Full Report
Threat actors have been observed leveraging Google Tag Manager (GTM) to deliver credit card skimmer malware targeting Magento-based e-commerce websites. Website security company Sucuri said the code, while appearing to be a typical GTM and Google Analytics script used for website analytics and advertising purposes, contains an obfuscated backdoor capable of providing attackers with persistent
Analysis Summary
# Tool/Technique: Google Tag Manager (GTM) Exploitation for Payment Skimming
## Overview
Threat actors are exploiting Google Tag Manager (GTM) configurations on Magento e-commerce websites to deploy credit card skimmer malware. The deployed code deceptively appears as legitimate GTM/Google Analytics tracking scripts but contains an obfuscated JavaScript payload designed to steal sensitive credit card information entered by users during checkout.
## Technical Details
- Type: Technique (Abuse of legitimate service/configuration)
- Platform: Magento e-commerce platforms, leveraging client-side JavaScript execution.
- Capabilities: Data exfiltration (credit card theft), persistent backdoor access (via database injection), code obfuscation.
- First Seen: The context mentions a prior GTM abuse incident in April 2018, but this specific credit card skimming exploitation is reported recently (as of February 2025).
## MITRE ATT&CK Mapping
- **TA0001 - Initial Access**
- T1189 - Drive-by Compromise (The compromised site acts as a compromised system delivering malware to the visitor)
- **TA0006 - Credential Access**
- T1550 - Use Alternate Authentication Material (If session tokens are harvested alongside card data)
- **TA0010 - Exfiltration**
- T1041 - Exfiltration Over C2 Channel (Data sent to attacker-controlled server)
- **TA0005 - Defense Evasion**
- T1027 - Obfuscated Files or Information (The malicious script is obfuscated)
## Functionality
### Core Capabilities
- **Data Collection:** The encoded JavaScript payload executes during the checkout process to capture user-entered credit card details.
- **Exfiltration:** Collected data is transmitted to a remote server controlled by the attackers.
### Advanced Features
- **Persistence/Injection:** The malicious code appears to be loaded from the Magento database table `cms_block.content`, suggesting an injection vulnerability has been leveraged to plant the malicious GTM configuration trigger.
- **Evasion:** The malicious code is obfuscated to resemble standard GTM/Analytics scripts, aiding in bypassing basic inspection.
- **Backdoor:** The script includes a mechanism capable of providing attackers with persistent access.
## Indicators of Compromise
- **File Hashes:** Not explicitly provided in the context.
- **File Names:** Not explicitly provided in the context, as the payload is deployed via GTM configuration.
- **Registry Keys:** Not applicable (Client-side web compromise).
- **Network Indicators:** Data is sent to a remote server controlled by attackers (Specific IP/Domain defanged: *[C2 information not provided in source]*).
- **Behavioral Indicators:**
- Presence of the specific GTM container ID: `GTM-MLHK2N68`.
- Malicious JavaScript payload loaded via GTM tagged for payment processing monitoring.
- Modifications or artifacts found within the Magento database table: `cms_block.content`.

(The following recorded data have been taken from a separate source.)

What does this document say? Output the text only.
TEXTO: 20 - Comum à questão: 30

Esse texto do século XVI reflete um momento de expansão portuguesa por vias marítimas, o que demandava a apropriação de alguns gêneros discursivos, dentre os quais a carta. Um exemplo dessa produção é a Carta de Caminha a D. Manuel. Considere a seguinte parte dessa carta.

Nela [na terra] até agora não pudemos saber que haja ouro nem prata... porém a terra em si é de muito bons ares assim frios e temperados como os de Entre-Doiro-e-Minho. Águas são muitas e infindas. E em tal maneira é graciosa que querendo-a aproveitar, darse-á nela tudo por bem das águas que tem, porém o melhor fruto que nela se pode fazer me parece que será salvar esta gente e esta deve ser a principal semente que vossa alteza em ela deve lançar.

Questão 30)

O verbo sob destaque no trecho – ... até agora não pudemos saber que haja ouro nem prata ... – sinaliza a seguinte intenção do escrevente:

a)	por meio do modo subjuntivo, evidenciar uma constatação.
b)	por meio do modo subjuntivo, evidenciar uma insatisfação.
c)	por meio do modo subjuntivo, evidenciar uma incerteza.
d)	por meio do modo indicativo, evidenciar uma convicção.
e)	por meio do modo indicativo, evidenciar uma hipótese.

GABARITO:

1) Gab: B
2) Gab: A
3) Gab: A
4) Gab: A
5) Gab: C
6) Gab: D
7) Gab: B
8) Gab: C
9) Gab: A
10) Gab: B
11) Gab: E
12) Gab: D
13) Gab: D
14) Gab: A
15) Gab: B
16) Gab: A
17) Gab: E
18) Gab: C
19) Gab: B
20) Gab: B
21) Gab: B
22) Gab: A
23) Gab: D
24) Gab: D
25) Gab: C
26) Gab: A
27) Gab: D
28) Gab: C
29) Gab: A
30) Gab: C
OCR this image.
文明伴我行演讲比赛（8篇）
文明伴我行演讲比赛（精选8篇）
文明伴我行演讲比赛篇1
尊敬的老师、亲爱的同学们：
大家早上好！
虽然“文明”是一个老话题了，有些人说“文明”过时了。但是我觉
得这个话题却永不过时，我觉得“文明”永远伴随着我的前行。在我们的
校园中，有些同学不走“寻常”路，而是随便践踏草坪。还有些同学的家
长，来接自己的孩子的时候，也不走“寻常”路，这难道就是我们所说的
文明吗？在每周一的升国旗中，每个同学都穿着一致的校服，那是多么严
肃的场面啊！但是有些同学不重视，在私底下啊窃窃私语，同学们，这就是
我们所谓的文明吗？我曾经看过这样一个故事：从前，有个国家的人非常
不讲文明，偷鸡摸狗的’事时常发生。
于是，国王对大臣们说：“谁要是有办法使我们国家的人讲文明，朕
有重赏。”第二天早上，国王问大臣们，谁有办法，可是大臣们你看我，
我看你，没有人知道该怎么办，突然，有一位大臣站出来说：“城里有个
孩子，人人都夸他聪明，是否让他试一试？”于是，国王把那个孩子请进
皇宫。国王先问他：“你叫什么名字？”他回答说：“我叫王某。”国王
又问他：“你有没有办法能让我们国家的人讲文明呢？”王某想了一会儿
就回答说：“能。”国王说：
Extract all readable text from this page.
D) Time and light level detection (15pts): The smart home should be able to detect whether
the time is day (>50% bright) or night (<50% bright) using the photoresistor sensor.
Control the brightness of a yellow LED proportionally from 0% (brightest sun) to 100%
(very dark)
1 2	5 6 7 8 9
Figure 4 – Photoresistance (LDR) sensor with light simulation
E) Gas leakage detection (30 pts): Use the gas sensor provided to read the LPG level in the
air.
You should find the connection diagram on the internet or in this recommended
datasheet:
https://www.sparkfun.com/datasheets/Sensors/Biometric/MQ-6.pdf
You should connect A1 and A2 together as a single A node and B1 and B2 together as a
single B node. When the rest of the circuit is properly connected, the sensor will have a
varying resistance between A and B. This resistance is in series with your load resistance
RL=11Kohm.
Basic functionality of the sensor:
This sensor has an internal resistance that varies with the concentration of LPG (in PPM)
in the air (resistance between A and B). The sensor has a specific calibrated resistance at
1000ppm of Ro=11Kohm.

## Associated Threat Actors
- Not explicitly named; described generally as "Threat actors." The technique is part of wider e-commerce compromise trends.
## Detection Methods
- **Signature-based detection:** Detection of the specific GTM container ID (`GTM-MLHK2N68`) in web configurations or network traffic headers.
- **Behavioral detection:** Monitoring client-side JavaScript for unusual data collection patterns targeting form fields related to payment information (e.g., keylogging on input fields during checkout).
- **YARA rules:** Not applicable to configuration/JavaScript payload, though YARA could be used if the payload were saved as a file on the server.
## Mitigation Strategies
- **Prevention Measures:**
- Implement strong Content Security Policy (CSP) headers to restrict script sources.
- Regularly audit Google Tag Manager containers for unauthorized changes or newly added, suspicious tags.
- Ensure the Magento platform and all extensions are up to date to patch underlying vulnerabilities that may allow database injection.
- Use Web Application Firewalls (WAFs) configured to detect skimming activity attempts.
- **Hardening Recommendations:**
- Limit the scope and permissions of any service account or user that can modify the backend database or GTM configuration.
- Implement Subresource Integrity (SRI) checks, though this is more complex for dynamic tags like GTM.
## Related Tools/Techniques
- **Prior GTM Abuse:** Mentioned historical GTM abuse for malvertising campaigns (April 2018).
- **Other Magento Compromise Vectors:** Mentioned recent WordPress campaigns involving vulnerable plugins or compromised admin accounts leading to traffic redirection.
- **Magecart/Web Skimmers:** This technique fits within the broader category of digital skimming attacks targeting payment card data.